It was this time of year again and I was asked to prepare a definition for
clang-format. I had a style guideline document to work with,
so the task was rather straightforward. Similarly to Google's C++ Style Guideline it requested to group headers in: C
system and standard headers, C++ standard library headers, other library headers, and project headers. And so, my first
thought was to use the default Regroup behaviour.
Until I noticed that they use angle-brackets for other libraries together with an .h extension. Of course,
this matched with the default C-group regex. The strictest and the second easiest solution here is to make the regex
contain a list of alternatives with all of the headers. This requires some maintenance and I decided to have a bit of
fun with it.
There is a somewhat common practice for serializing data for later use in Lua scripts that looks similar to this:
return {
name = "Henry",
position = {x=0, y=0},
}
This makes use of how modules are imported. In short,
module script is interpreted and value of the final return
is used as the value for the "module". In this
case the script is a lone return-statement with no logic involved. This somewhat declarative-like style is purely
conventional. More commonly the returned value is a table of functions, exactly what we would consider a "normal
module", or a class.
In the example above we are not really sure what kind of thing we are dealing with. To stay consistent we could add a
type = "slime",
to the table. Now reader would know what they are dealing with. Of course, scheme would
remain assumed on the user side. Building an object from there could be a straightforward table lookup. Alternatively,
we could rely on function call syntactic sugar and
prefix the definitions with types:
return Slime{
name = "Henry",
position = Vec2{x=0, y=0},
}
This too is a table lookup, but the responsibility shifts a bit from the user implementation to the execution
environment. Loading would become trickier this way, but increased preparation complexity can be desired to e.g., cause
errors in an unknown or otherwise unintended environment. If we simply want to make it run, setting global callable
Slime
and Vec2
is enough here.
It is somewhat similar to some use cases from history of Lua. The main
common part is the syntactic sugar but this feels like a stretch as it can be observed quite often in a "regular" Lua
code. Let's go one step further and remove the return
:
Slime {
name = "Henry",
position = Vec2{x=0, y=0},
}
It now looks like generic markup language but the module loading mechanism will no longer work for us. Instead
reader needs to load it and execute. Functions
handling data types here are expected to cause side-effects in order to record the entries. This may be coupled with a
way of detecting top-level statements. Load conveniently has an option to specify execution environment.
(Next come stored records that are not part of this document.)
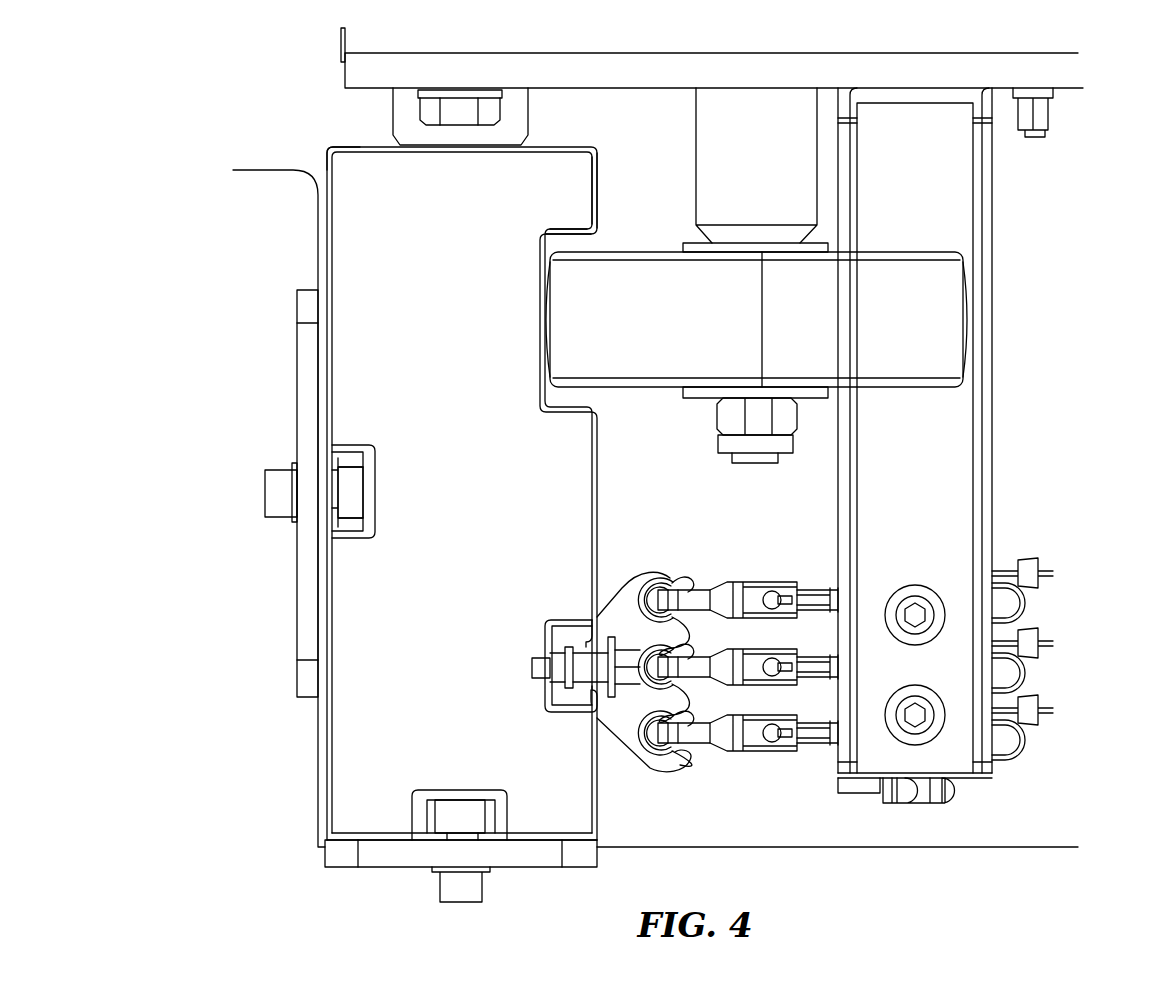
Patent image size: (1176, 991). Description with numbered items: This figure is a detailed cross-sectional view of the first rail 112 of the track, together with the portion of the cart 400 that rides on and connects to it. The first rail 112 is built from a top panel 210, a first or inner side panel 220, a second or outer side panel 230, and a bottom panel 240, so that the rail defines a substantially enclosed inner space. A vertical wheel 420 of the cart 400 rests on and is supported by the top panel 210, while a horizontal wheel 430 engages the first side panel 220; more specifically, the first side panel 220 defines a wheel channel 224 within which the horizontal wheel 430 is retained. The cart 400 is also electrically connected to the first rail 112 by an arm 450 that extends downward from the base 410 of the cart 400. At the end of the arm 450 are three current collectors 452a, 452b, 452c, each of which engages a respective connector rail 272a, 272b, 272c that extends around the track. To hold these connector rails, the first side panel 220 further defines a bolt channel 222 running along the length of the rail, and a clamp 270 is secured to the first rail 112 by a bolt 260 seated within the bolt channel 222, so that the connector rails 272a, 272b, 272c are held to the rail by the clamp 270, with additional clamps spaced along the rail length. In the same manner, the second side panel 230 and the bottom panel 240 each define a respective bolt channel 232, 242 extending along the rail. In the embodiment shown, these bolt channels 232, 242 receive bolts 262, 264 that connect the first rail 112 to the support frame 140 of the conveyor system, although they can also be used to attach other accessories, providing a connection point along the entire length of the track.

The cart 400 is at (342, 45).
The vertical wheel 420 is at (393, 122).
The base 410 is at (1083, 95).
The first rail 112 is at (327, 160).
The top panel 210 is at (565, 147).
The first side panel 220 is at (597, 185).
The wheel channel 224 is at (582, 236).
The second side panel 230 is at (318, 230).
The bolt channel 232 is at (355, 445).
The bolt 262 is at (355, 535).
The bolt channel 242 is at (430, 790).
The bolt 264 is at (465, 800).
The bottom panel 240 is at (377, 840).
The bolt 260 is at (555, 690).
The bolt channel 222 is at (565, 622).
The horizontal wheel 430 is at (928, 252).
The arm 450 is at (993, 458).
The clamp 270 is at (615, 592).
The connector rail 272a is at (688, 580).
The connector rail 272b is at (690, 682).
The connector rail 272c is at (690, 758).
The current collector 452a is at (740, 582).
The current collector 452b is at (737, 650).
The current collector 452c is at (745, 755).
The support frame 140 is at (1023, 847).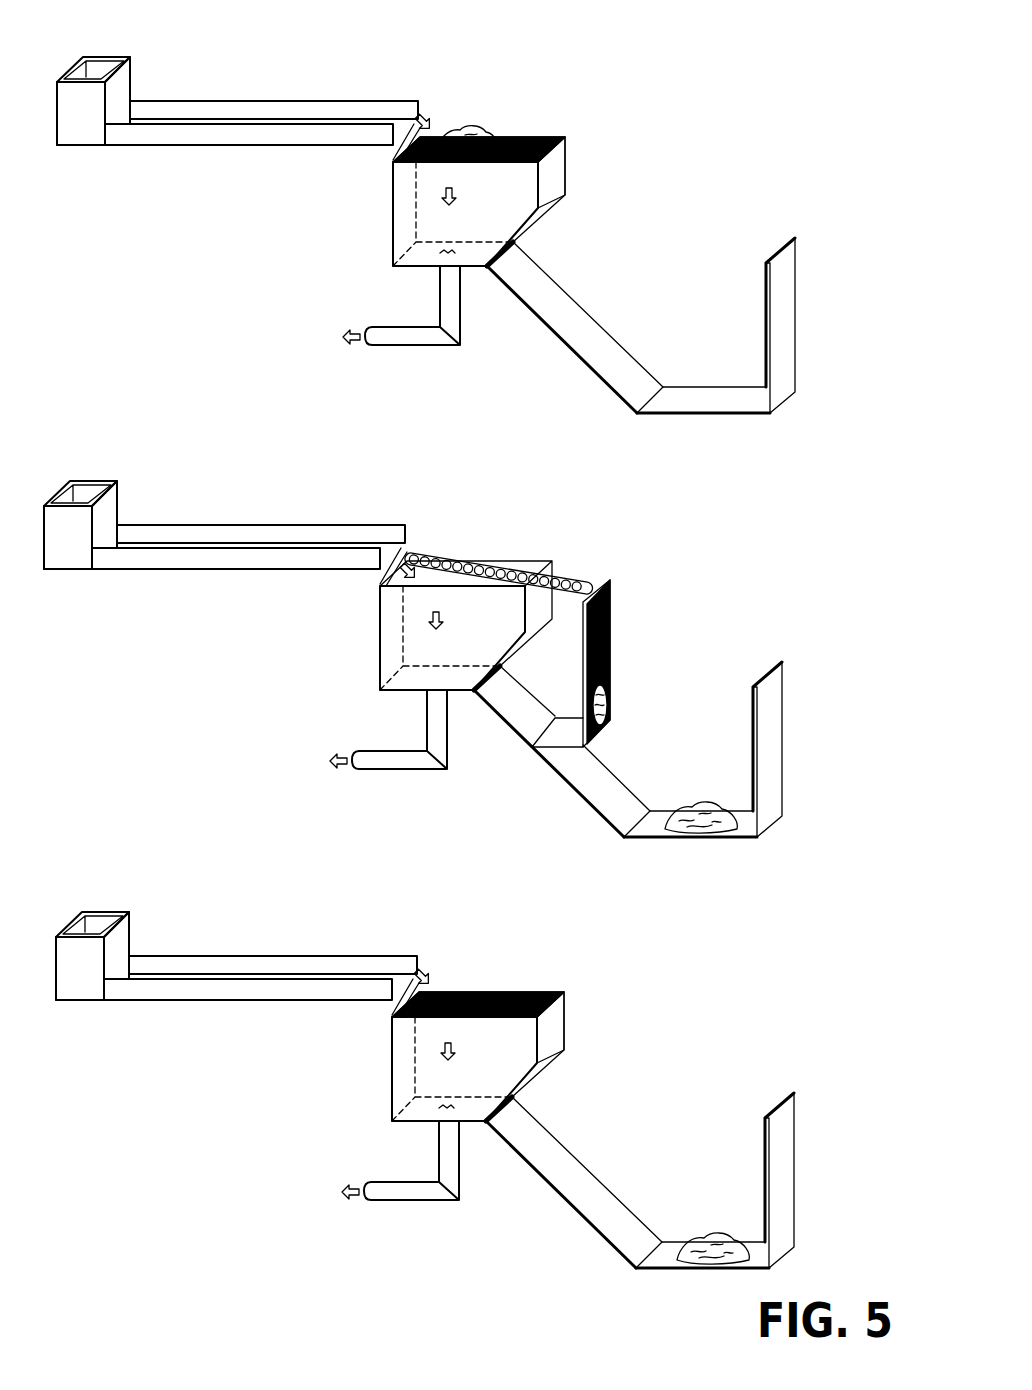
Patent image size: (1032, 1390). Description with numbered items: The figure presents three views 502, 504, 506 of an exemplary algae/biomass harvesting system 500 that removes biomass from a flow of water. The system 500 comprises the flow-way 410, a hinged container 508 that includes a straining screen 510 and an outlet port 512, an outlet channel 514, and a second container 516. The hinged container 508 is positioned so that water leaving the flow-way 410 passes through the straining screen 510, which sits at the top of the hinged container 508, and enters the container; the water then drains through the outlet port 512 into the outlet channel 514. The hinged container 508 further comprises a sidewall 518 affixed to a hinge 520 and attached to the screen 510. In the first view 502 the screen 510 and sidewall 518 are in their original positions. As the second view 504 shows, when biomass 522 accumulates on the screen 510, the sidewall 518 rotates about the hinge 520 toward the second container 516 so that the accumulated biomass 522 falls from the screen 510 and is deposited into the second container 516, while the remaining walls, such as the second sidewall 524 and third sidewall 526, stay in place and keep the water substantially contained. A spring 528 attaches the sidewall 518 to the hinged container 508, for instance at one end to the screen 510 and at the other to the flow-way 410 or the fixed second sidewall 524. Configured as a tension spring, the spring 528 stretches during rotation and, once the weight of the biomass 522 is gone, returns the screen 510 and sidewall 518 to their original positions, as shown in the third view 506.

The algae/biomass harvesting system 500 is at (474, 635).
The first view 502 is at (444, 29).
The second view 504 is at (444, 474).
The third view 506 is at (444, 899).
The flow-way 410 is at (237, 148).
The hinged container 508 is at (390, 203).
The straining screen 510 is at (540, 137).
The outlet port 512 is at (445, 253).
The outlet channel 514 is at (392, 332).
The second container 516 is at (785, 327).
The sidewall 518 is at (548, 183).
The hinge 520 is at (485, 267).
The biomass 522 is at (473, 127).
The second sidewall 524 is at (387, 628).
The third sidewall 526 is at (511, 529).
The spring 528 is at (453, 560).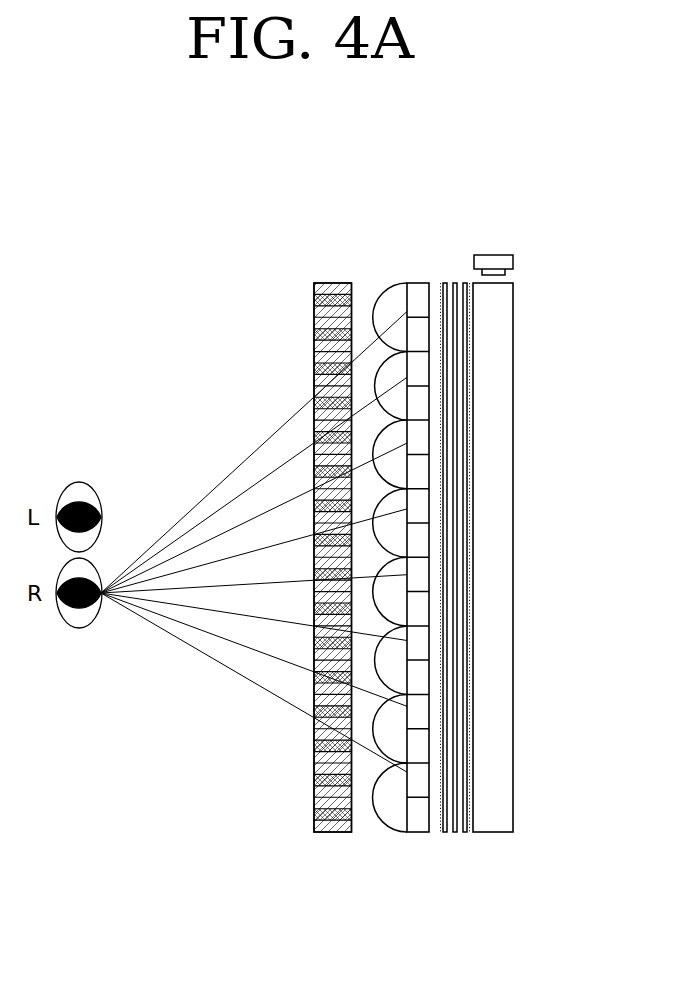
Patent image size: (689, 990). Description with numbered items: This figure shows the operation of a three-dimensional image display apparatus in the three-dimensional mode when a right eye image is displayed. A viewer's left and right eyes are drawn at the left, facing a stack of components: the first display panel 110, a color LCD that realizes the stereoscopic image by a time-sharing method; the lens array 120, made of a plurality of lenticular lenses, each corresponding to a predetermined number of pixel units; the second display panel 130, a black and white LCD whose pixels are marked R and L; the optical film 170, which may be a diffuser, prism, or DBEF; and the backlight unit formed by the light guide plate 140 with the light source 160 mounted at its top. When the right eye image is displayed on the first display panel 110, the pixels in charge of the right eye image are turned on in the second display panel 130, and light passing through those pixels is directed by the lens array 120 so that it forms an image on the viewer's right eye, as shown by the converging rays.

The first display panel 110 is at (333, 283).
The lens array 120 is at (383, 284).
The second display panel 130 is at (413, 283).
The optical film 170 is at (455, 283).
The light guide plate 140 is at (509, 328).
The light source 160 is at (509, 262).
This approach is somewhat similar to what Premake does. And surprisingly,
this is also pretty close to a regular register-event-callback approach that some plugin systems use (e.g.,
vis). How so? Here, point is to modify loader state as side-effect. In
callback approach, when plugin is loading it has access to register itself for certain events, modifying the plugin or
event system's state. Additionally, API is usually exposed through an environment (and not e.g., user function
argument and plugin returned as module never able to directly interact with the API).
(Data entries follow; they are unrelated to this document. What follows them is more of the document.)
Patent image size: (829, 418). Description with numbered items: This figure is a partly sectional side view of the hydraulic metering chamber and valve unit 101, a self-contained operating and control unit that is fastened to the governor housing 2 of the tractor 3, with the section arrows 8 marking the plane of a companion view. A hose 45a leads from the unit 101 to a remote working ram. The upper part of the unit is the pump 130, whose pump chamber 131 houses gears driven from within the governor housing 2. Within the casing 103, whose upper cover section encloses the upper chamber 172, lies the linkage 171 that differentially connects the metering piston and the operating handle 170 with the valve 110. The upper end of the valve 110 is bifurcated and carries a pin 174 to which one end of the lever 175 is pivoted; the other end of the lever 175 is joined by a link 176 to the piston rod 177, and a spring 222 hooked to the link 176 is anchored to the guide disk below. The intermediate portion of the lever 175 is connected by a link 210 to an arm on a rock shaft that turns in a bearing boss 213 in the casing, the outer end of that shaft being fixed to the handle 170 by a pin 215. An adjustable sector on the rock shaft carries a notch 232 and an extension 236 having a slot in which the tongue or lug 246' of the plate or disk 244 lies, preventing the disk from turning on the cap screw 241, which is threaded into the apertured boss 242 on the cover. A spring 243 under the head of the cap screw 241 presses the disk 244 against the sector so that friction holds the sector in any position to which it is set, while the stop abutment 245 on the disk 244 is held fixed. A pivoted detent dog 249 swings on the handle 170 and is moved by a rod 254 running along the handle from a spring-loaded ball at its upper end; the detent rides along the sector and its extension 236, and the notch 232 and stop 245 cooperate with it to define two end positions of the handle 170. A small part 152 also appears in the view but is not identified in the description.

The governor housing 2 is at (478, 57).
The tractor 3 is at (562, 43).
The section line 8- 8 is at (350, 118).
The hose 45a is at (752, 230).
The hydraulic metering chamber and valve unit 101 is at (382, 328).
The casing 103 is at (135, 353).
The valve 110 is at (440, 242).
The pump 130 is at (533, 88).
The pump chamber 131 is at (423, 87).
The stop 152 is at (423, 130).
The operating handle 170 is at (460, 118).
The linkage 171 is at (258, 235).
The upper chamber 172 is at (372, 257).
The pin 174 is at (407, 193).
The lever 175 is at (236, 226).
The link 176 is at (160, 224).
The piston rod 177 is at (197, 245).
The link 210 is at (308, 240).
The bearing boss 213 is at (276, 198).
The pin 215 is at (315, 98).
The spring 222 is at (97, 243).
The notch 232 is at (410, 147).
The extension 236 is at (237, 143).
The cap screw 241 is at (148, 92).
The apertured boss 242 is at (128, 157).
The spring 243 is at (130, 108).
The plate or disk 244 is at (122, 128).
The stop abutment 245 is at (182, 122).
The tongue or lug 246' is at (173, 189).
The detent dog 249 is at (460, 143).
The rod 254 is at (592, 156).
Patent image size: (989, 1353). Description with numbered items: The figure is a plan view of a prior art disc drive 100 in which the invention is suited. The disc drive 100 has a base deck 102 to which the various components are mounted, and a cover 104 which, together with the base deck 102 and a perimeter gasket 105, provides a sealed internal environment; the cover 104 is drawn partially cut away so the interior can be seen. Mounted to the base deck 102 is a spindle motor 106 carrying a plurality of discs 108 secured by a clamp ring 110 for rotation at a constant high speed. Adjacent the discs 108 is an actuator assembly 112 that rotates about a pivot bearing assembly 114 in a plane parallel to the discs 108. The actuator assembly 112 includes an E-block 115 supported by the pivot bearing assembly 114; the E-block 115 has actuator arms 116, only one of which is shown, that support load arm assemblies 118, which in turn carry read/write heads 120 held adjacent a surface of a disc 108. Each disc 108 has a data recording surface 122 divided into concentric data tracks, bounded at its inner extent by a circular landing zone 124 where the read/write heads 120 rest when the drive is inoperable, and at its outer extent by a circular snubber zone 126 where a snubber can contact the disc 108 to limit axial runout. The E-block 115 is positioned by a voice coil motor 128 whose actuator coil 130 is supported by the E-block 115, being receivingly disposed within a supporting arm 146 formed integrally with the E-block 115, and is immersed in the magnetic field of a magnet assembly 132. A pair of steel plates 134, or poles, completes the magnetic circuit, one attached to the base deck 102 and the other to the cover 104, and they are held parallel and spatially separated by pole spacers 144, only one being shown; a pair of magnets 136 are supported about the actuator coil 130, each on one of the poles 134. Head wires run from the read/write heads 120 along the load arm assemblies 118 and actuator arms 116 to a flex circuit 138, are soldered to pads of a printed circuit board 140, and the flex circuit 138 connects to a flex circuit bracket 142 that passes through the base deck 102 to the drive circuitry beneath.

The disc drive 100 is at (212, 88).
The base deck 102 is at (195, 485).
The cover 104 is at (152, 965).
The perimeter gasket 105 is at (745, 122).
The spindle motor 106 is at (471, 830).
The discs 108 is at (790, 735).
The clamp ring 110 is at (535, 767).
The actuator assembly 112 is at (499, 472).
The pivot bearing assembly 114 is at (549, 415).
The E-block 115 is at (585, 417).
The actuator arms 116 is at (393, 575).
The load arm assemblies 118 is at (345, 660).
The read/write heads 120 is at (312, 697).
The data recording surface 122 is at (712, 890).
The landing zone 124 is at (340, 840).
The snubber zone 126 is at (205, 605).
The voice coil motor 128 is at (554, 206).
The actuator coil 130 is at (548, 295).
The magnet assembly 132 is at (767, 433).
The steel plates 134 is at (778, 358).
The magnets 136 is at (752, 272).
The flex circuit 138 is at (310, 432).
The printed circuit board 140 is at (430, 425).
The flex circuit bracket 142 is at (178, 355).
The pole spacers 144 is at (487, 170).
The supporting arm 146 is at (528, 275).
For my standards definitions I settled for the last style. It allows for multiple items without indention and I liked
the idea at the time. It allowed me to play around and neatly layer parser, environment, and model. Final definitions
looked like this:
scheme "headers/1"
aliases "ANSI C" {"ANSI X3.159-1989", "C89", "C90", "ISO/IEC 9899:1990"}
headers "ANSI C" {
"assert.h",
"ctype.h",
...
}
It allowed for more complex structures with include
and remove
, for example:
headers "C++20" {
include "C++17",
remove "ciso646",
"concepts",
...
}
See headers for full source code. Command allowed me to get the list of
headers and join into a regex:
$ headers C11 POSIX
aio.h
arpa/inet.h
assert.h
...
Except that I never joined them into a regex. After all considerations and some discussions we decided to use
Preserve instead of Regroup, so that we wouldn't need to bother with any of the costs of grouping includes
automatically.
I feel like re-implementing this in SQL.